The receiver needs three key information for synchronization - the synchronization source, packets in order and sampling instant of packets which it gets from three header fields. You must know about the header fields first.
Synchronization Source (SSRC)
The receiver may be receiving data from several sources. So for proper arrangement it needs to identify the source of individual packets which is possible from the SSRC field.
It is not enough to identify the source, the order is important too. The sequence number increments by one for each RTP data packet sent, and may be used by the receiver to detect packet loss and to restore packet sequence. The loss or out-of-order delivery occurs due network problems.
For media delivery not just the order of the packets but also the sampling instant of individual packets are important. Please go through the following paragraph carefully.
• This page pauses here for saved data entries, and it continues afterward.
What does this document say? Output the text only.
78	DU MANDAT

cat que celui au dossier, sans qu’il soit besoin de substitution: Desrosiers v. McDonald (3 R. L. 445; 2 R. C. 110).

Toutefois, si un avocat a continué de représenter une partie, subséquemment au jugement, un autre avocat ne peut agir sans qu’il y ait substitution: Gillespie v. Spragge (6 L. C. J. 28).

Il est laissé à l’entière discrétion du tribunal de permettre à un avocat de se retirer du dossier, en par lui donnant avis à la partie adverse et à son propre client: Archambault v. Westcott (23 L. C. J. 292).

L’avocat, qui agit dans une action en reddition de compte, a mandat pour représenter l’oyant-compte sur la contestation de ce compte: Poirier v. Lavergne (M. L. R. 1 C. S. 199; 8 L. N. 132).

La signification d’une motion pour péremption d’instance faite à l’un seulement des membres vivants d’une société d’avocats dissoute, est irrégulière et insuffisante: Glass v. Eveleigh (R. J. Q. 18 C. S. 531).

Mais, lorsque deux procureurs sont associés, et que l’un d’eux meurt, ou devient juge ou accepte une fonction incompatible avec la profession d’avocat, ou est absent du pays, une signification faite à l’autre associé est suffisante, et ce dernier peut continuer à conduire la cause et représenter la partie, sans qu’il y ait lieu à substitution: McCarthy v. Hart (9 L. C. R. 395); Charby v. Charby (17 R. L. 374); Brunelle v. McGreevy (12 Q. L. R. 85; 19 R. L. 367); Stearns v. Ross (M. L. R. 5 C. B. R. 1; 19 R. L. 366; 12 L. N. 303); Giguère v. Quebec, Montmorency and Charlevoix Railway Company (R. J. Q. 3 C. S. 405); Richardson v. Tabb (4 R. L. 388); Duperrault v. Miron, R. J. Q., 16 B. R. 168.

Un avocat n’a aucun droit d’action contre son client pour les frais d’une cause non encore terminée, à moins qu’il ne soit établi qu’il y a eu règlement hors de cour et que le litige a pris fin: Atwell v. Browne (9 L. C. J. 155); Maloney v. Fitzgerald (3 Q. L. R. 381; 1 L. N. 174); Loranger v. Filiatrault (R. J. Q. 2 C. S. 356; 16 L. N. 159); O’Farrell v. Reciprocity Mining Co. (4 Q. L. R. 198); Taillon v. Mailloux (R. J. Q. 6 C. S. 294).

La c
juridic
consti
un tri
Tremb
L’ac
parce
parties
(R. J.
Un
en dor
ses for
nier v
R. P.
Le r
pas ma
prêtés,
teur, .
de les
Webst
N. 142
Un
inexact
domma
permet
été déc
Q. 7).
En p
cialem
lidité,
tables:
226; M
Several consecutive RTP packets may have equal timestamps if they are (logically) generated at once, e.g., belong to the same video frame. Consecutive RTP packets may contain timestamps that are not monotonic if the data is not transmitted in the order it was sampled, as in the case of MPEG interpolated video frames. (The sequence numbers of the packets as transmitted will still be monotonic.) So the sequence number is not enough for synchronization.
You already know that in a audio/video session audio and video data are transmitted using separate channels (if you don't know this, please go through applications of RTP). The receiver matches the video data with corresponding audio data using timestamp.